Клетка для бабочки - Анна Морозова
Пы сы. Что там с Полиной все-таки, блинский блин?! Разузнай вот прям немедленно! Настя».
Художник вспомнил, с каким трудом выкроил время съездить на дачу. Погулял вдоль забора своего участка, потоптался возле калитки, занесенной снегом, а потом пил кофе с молоком в уютной кухне председателя, докладывая ему, что выяснил в деканате про Полину. Жива-здорова, сдала все зачеты и один экзамен. Он ее не видел, потому что сейчас крайне редко бывает в академии и ничего у первокурсников не ведет. Вспомнил, как был ошарашен рассказом Миши об ее связи с преподавателем. Знал он этого Виктора Аркадьевича, еще до его увольнения из академии – напыщенный, самоуверенный, тяжелый человек. Нарцисс, как теперь модно называть таких типов. Ну как она вляпалась-то? А он еще обижался на девушку за ее молчание! Давно надо было все разузнать. Но такое даже в голову не приходило – не только ему, но и никому на кафедре, похоже. Поэтому услышанная новость поцарапала сердце, как тяжелый ржавый якорь, опускающийся рядом на дно.
После разговора с Антоном Никита был в некотором смятении. Ну да, он был рад опять почувствовать себя старшим, нужным, человеком, от которого что-то зависит. Первое подтверждение этому он получил благодаря статусу заложника, которым в душе очень гордился. Помочь отцу разобраться с проблемами очень воодушевляло. К тому же ему нравилось жить среди этих людей: с ним считались, относились доброжелательно и уважительно. К Антону он с первого дня знакомства проникся симпатией, и их дружба – на равных, но все же не совсем – тоже позволила ему чувствовать себя не просто нужным, но и старшим. Их вылазка на кладбище оказалась для него очень важной. От его поведения зависело самочувствие и даже здоровье другого человека, да и само пребывание на похоронах оказалось целебным пластырем на его потере, тем недостающим звеном, которое помогло перевернуть наконец страницу и жить дальше.
Но одна мысль мутным туманом отравляла сознание. Он пообещал музыку. Да, что-то он писал, и ему даже нравилось. Но он не показывал свои опыты ни одному человеку. Папа был далек от искусства, да и все время озабочен проблемами – серьезными, давящими, доводящими любящего и заботливого отца до синдрома туннельного зрения, когда видишь не сына, а взносы в школу, вечное отсутствие денег на его телефоне и необходимость покупки зимних ботинок.
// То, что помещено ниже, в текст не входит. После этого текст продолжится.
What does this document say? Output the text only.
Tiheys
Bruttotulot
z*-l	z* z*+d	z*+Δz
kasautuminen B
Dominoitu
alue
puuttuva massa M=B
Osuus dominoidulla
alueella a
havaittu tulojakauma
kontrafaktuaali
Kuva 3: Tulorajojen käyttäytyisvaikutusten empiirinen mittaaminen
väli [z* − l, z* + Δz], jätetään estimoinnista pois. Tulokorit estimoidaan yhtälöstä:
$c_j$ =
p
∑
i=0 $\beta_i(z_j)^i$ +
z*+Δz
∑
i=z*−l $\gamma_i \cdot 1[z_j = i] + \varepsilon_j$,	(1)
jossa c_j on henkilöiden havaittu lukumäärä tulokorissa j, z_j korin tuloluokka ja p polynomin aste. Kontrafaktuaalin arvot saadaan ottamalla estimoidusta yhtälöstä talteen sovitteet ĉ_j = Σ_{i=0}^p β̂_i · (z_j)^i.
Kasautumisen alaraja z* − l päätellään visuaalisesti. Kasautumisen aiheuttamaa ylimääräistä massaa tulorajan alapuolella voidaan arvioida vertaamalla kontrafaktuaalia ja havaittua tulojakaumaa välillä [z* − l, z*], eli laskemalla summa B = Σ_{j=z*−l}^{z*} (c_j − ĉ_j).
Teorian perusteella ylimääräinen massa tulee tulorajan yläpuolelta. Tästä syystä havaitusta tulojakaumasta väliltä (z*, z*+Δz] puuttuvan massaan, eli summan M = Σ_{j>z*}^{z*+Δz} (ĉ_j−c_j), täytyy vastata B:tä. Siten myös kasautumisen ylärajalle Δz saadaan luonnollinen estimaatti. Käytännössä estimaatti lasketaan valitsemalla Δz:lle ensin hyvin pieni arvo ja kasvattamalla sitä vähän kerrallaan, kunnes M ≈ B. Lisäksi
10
Друзьями в новом районе он так и не обзавелся: все силы уходили на героические поездки в музыкальную школу, оставшуюся на другом конце города, – поездки в ущерб учебе и отдыху. После получения диплома его догнали накопившиеся проблемы в учебе, и он как-то растерял, не смог сохранить товарищей по му-зыкалке. Так и варился в собственном соку, барахтаясь в полной темноте. Иногда в течение дня его настроение металось от «вот оно!» до «фигня полная» и успокаивалось на «ну, вроде ничего так… ладно, не важно». Ему было неловко перед самим собой: у отца проблемы, а он переживает, насколько удачно что-то там сочинилось. Часто музыка ему снилась, и он пытался утром восстановить хоть кусочек, но то, что казалось неземным, великолепным, передавалось лишь как отзвук той музыки. К тому же это занятие – записывать приснившуюся мелодию – казалось таким пафосным, так не соответствующим его положению, что он часто специально, будто назло себе, не записывал ее сразу, а потом дела дня затягивали, и все забывалось, лишь усиливая недовольство жизнью и собой.
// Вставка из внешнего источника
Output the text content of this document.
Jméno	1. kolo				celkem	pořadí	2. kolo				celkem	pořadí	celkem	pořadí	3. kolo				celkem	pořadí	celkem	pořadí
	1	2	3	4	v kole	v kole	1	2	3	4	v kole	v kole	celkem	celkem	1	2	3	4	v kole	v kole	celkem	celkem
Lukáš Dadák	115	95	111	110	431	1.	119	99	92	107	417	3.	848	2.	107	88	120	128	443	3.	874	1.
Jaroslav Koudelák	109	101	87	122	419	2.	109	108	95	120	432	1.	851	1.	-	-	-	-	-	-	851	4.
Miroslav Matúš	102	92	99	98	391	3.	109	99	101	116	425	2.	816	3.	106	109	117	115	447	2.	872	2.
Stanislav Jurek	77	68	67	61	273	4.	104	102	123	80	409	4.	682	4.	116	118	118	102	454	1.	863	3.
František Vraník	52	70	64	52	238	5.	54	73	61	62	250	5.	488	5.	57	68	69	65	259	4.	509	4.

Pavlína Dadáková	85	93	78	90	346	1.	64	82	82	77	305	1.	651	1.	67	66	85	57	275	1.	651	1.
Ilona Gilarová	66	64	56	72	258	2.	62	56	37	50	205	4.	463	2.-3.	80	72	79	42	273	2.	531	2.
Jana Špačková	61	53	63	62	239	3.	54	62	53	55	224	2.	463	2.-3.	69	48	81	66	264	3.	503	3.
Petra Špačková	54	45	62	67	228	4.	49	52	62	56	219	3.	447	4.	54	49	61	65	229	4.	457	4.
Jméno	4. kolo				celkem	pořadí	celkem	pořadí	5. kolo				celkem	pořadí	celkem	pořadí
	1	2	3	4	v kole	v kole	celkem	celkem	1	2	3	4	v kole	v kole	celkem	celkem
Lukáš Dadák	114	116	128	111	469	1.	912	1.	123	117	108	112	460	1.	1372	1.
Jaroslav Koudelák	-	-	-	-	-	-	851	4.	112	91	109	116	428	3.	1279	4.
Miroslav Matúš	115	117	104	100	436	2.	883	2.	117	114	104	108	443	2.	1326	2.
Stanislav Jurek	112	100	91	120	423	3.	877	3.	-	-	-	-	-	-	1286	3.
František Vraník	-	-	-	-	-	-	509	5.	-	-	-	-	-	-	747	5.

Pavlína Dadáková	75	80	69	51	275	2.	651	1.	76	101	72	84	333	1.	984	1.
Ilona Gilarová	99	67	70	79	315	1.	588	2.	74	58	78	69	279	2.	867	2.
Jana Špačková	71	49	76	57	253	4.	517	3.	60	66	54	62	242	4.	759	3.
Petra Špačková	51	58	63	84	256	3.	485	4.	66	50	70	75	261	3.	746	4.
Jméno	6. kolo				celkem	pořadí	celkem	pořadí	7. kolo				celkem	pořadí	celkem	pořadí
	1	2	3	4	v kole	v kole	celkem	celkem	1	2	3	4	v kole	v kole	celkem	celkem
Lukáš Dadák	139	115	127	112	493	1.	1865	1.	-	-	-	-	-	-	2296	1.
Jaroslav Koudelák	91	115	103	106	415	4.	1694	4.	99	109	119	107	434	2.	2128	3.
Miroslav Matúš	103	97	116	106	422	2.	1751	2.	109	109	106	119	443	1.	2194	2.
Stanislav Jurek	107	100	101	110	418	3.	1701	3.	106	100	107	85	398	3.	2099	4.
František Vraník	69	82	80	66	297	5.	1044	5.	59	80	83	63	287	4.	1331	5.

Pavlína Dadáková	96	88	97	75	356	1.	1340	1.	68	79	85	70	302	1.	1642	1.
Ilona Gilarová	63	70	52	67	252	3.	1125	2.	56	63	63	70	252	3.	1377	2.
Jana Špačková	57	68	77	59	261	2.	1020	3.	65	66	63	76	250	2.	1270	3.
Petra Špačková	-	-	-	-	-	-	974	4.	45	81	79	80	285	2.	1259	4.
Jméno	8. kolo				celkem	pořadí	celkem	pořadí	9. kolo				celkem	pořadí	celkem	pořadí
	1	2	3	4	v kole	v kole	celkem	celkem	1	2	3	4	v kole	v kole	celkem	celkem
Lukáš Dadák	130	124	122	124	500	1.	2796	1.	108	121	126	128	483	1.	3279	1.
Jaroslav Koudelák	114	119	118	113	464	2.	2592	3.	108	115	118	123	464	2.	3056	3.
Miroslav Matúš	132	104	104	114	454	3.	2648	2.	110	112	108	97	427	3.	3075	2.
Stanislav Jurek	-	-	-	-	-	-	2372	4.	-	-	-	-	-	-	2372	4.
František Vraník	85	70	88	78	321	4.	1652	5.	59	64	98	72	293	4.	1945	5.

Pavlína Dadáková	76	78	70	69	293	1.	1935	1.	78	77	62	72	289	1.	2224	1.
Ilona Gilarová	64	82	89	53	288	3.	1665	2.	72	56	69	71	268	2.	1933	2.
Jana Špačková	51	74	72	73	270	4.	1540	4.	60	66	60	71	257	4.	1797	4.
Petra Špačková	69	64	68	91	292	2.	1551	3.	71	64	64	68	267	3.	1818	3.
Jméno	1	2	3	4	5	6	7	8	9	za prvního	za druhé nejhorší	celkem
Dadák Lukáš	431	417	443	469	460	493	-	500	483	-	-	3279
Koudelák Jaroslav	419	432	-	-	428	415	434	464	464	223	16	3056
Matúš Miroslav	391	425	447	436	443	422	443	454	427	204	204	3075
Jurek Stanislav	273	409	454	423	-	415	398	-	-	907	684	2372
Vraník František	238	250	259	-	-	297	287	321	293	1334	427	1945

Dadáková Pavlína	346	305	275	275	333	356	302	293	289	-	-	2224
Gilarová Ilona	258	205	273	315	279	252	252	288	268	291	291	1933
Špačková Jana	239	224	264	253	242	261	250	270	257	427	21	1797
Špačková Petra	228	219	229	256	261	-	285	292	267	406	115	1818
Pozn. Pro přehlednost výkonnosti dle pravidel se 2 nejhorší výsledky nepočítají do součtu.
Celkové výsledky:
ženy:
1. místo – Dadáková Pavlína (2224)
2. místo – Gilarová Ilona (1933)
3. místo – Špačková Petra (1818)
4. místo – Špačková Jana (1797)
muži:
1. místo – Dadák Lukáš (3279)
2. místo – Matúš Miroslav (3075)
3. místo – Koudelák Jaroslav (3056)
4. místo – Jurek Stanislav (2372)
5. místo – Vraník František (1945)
Промаявшись несколько дней, Никита понял, что дальше так продолжаться не может. «Обнадежил человека, наобещал с три короба, ну что, красавчик. А дальше-то что? Тоха ведь думает, что для меня музыку сочинить – раз плюнуть, под любые стихи, в любом жанре. А я вообще не уверен, что не фигню делаю». Он знал, что ему следует пойти на консультацию к Вере, но ему было стыдно. И еще страшно – вдруг придется спешно расставаться с иллюзиями? Вера человек прямой. Как скажет: ну, Никит, это пока еще слабовато, правда… И что тогда делать? С собой, с Антоном, с их планами? Еще одно наблюдение останавливало Никиту: он заметил, что Вера стала задумчива, рассеянна, погружена в себя. «Тоже что-то решает. Или на что-то решается, – понял он. – И что я полезу к человеку?»
Его выручил Михаил Владимирович, заловив однажды в коридоре.
– С тобой что-то не так. Я хочу выяснить, все-таки отвечаю за тебя.
– Да есть одно… Но это я должен сам разобраться.
– Я пробовал сам разобраться. Это чуть не кончилось попыткой суицида и алкоголизмом.